En aquellos años, Marta Agudo puso de relieve que dentro de la poeta había también una crítica perspicaz y afilada. No sólo formó parte del equipo de la revista Nayagua, del Centro de Poesía José Hierro, sino que indagó en la importancia del poema en prosa en España y, en coherencia con su opción estética, se acercó a la obra lírica de José Ángel Valente: fue en 2009, con el texto Presencia de José Ángel Valente, en el homenaje que rindió al autor de Mandorla el Círculo de Lectores, además de abordar distintas vertientes de su poesía en Pájaros raíces. En torno a José Ángel Valente (2010), junto a Jordi Doce, y Valente vital (2012), con Claudio Rodríguez Fer y Manuel Fernández Rodríguez. Abordó también labores de responsabilidad en ediciones ajenas: en las de sendos libros de Ana María Navales, fallecida en 2009: Los senderos que se bifurcan. Escritores hispanoamericanos del siglo XX (2008), editada en Calambur, y de la novela póstuma El final de una pasión (2012), publicada en Bartleby casi en paralelo a la edición, con un estudio epilogal a modo de lectura, del poemario Los trescientos escalones (1977 y 2012), de Francisca Aguirre, en la misma editorial. Colaboró, además, en numerosas revistas, desde Quimera a Turia pasando por Letra Internacional, tradujo a Joan Vinyoli y formó parte de varias antologías, entre las que cabe destacar Sombras di-versas (2017), de Amalia Iglesias, o Poesía Pasión: Doce jóvenes poetas españoles (2004), de Eduardo Moga.

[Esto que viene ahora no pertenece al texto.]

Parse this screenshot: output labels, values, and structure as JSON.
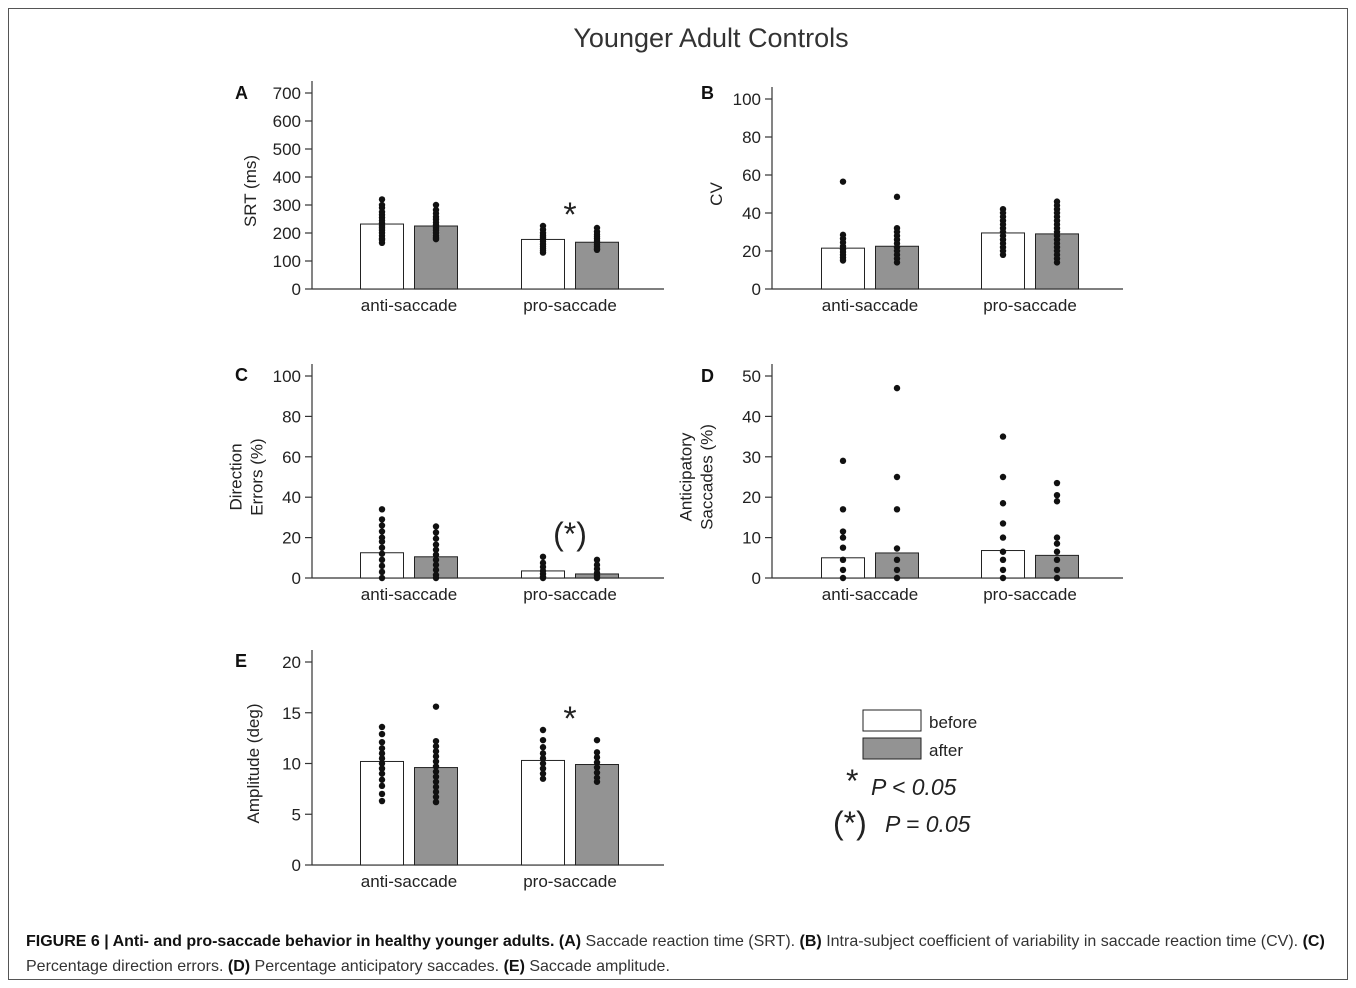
{
  "figure": {
    "title": "Younger Adult Controls",
    "caption": {
      "figure_label": "FIGURE 6 | Anti- and pro-saccade behavior in healthy younger adults.",
      "parts": [
        {
          "tag": "(A)",
          "text": " Saccade reaction time (SRT). "
        },
        {
          "tag": "(B)",
          "text": " Intra-subject coefficient of variability in saccade reaction time (CV). "
        },
        {
          "tag": "(C)",
          "text": " Percentage direction errors. "
        },
        {
          "tag": "(D)",
          "text": " Percentage anticipatory saccades. "
        },
        {
          "tag": "(E)",
          "text": " Saccade amplitude."
        }
      ]
    }
  },
  "legend": {
    "before_label": "before",
    "after_label": "after",
    "before_color": "#ffffff",
    "after_color": "#939393",
    "sig1_symbol": "*",
    "sig1_text": "P < 0.05",
    "sig2_symbol": "(*)",
    "sig2_text": "P = 0.05"
  },
  "colors": {
    "before": "#ffffff",
    "after": "#939393",
    "dots": "#111111",
    "axis": "#333333"
  },
  "chart_data": [
    {
      "panel": "A",
      "type": "bar",
      "ylabel": [
        "SRT (ms)"
      ],
      "ylim": [
        0,
        700
      ],
      "yticks": [
        0,
        100,
        200,
        300,
        400,
        500,
        600,
        700
      ],
      "categories": [
        "anti-saccade",
        "pro-saccade"
      ],
      "series": [
        {
          "name": "before",
          "values": [
            232,
            177
          ]
        },
        {
          "name": "after",
          "values": [
            225,
            167
          ]
        }
      ],
      "points": [
        [
          [
            320,
            300,
            290,
            275,
            265,
            255,
            245,
            235,
            225,
            218,
            210,
            200,
            190,
            180,
            175,
            165
          ],
          [
            300,
            282,
            270,
            258,
            248,
            238,
            228,
            218,
            210,
            200,
            190,
            182,
            178
          ]
        ],
        [
          [
            225,
            212,
            200,
            192,
            185,
            178,
            170,
            160,
            152,
            145,
            138,
            130
          ],
          [
            218,
            205,
            195,
            188,
            180,
            172,
            165,
            158,
            150,
            143,
            140
          ]
        ]
      ],
      "significance": [
        "",
        "*"
      ]
    },
    {
      "panel": "B",
      "type": "bar",
      "ylabel": [
        "CV"
      ],
      "ylim": [
        0,
        100
      ],
      "yticks": [
        0,
        20,
        40,
        60,
        80,
        100
      ],
      "categories": [
        "anti-saccade",
        "pro-saccade"
      ],
      "series": [
        {
          "name": "before",
          "values": [
            21.5,
            29.5
          ]
        },
        {
          "name": "after",
          "values": [
            22.5,
            29
          ]
        }
      ],
      "points": [
        [
          [
            56.5,
            28.5,
            26.5,
            24.5,
            22.5,
            21,
            19.5,
            18,
            16.5,
            15
          ],
          [
            48.5,
            32,
            30,
            28,
            26,
            24,
            22,
            20,
            18,
            16,
            14
          ]
        ],
        [
          [
            42,
            40,
            38,
            36,
            34,
            32,
            30,
            28,
            26,
            24,
            22,
            20,
            18
          ],
          [
            46,
            44,
            42,
            40,
            38,
            36,
            34,
            32,
            30,
            28,
            26,
            24,
            22,
            20,
            18,
            16,
            14
          ]
        ]
      ],
      "significance": [
        "",
        ""
      ]
    },
    {
      "panel": "C",
      "type": "bar",
      "ylabel": [
        "Direction",
        "Errors (%)"
      ],
      "ylim": [
        0,
        100
      ],
      "yticks": [
        0,
        20,
        40,
        60,
        80,
        100
      ],
      "categories": [
        "anti-saccade",
        "pro-saccade"
      ],
      "series": [
        {
          "name": "before",
          "values": [
            12.5,
            3.5
          ]
        },
        {
          "name": "after",
          "values": [
            10.5,
            2
          ]
        }
      ],
      "points": [
        [
          [
            34,
            29,
            26,
            23,
            20,
            18,
            15,
            12,
            9,
            6,
            3,
            0
          ],
          [
            25.5,
            22.5,
            19.5,
            16.5,
            14,
            11.5,
            9,
            6.5,
            4,
            1.5,
            0
          ]
        ],
        [
          [
            10.5,
            7.5,
            5.5,
            3.5,
            2,
            0.5,
            0
          ],
          [
            9,
            6.5,
            4.5,
            2.5,
            1,
            0
          ]
        ]
      ],
      "significance": [
        "",
        "(*)"
      ]
    },
    {
      "panel": "D",
      "type": "bar",
      "ylabel": [
        "Anticipatory",
        "Saccades (%)"
      ],
      "ylim": [
        0,
        50
      ],
      "yticks": [
        0,
        10,
        20,
        30,
        40,
        50
      ],
      "categories": [
        "anti-saccade",
        "pro-saccade"
      ],
      "series": [
        {
          "name": "before",
          "values": [
            5,
            6.8
          ]
        },
        {
          "name": "after",
          "values": [
            6.2,
            5.6
          ]
        }
      ],
      "points": [
        [
          [
            29,
            17,
            11.5,
            10,
            7.5,
            4.5,
            2,
            0
          ],
          [
            47,
            25,
            17,
            7.3,
            4.5,
            2,
            0
          ]
        ],
        [
          [
            35,
            25,
            18.5,
            13.5,
            10,
            6.5,
            4.5,
            2,
            0
          ],
          [
            23.5,
            20.5,
            19,
            10,
            8.5,
            6.5,
            4.5,
            2,
            0
          ]
        ]
      ],
      "significance": [
        "",
        ""
      ]
    },
    {
      "panel": "E",
      "type": "bar",
      "ylabel": [
        "Amplitude (deg)"
      ],
      "ylim": [
        0,
        20
      ],
      "yticks": [
        0,
        5,
        10,
        15,
        20
      ],
      "categories": [
        "anti-saccade",
        "pro-saccade"
      ],
      "series": [
        {
          "name": "before",
          "values": [
            10.2,
            10.3
          ]
        },
        {
          "name": "after",
          "values": [
            9.6,
            9.9
          ]
        }
      ],
      "points": [
        [
          [
            13.6,
            12.9,
            12.1,
            11.5,
            11,
            10.5,
            10,
            9.5,
            9,
            8.4,
            7.8,
            7,
            6.3
          ],
          [
            15.6,
            12.2,
            11.7,
            11.2,
            10.7,
            10.2,
            9.7,
            9.2,
            8.7,
            8.2,
            7.7,
            7.2,
            6.7,
            6.2
          ]
        ],
        [
          [
            13.3,
            12.3,
            11.6,
            11,
            10.5,
            10,
            9.5,
            9,
            8.5
          ],
          [
            12.3,
            11.1,
            10.6,
            10.1,
            9.6,
            9.1,
            8.6,
            8.2
          ]
        ]
      ],
      "significance": [
        "",
        "*"
      ]
    }
  ]
}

Pero, por encima de esa amplia labor, Marta Agudo fue una poeta rigurosa, exigente y poco dada a la palabra gratuita. Una poeta combativa y tenaz, casi vehemente en la defensa de sus convicciones literarias, que concentró su obra en cuatro intensos poemarios, combinando el verso, la prosa poética y el aforismo. Tras su primer libro, Fragmento, publicó, siete años después, en 2011, 28010. Y después, ya en con la presencia viva de la enfermedad, Historial (2017), libro en el que se apuntaban líneas de reflexión que alcanzarían niveles estremecedores en Sacrificio (2021). La meditación en torno al acecho de la muerte, a las limitaciones del ser humano ante la certeza consciente de esa sombra, se apoderan del poema con una mezcla de delicadeza, miedo, serenidad y confianza en la poesía como único lugar de consuelo. También con bordes inevitables de desesperación (“Sólo la idea de poder matarme me ayuda a vivir”, escribió). Tenemos la suerte de que de su paso (dramáticamente breve) por la vida nos quede lo “verdadero” que, paradójicamente, para ella resultaba “intransferible”: su poesía. Es su esencial transferencia. Descanse en paz.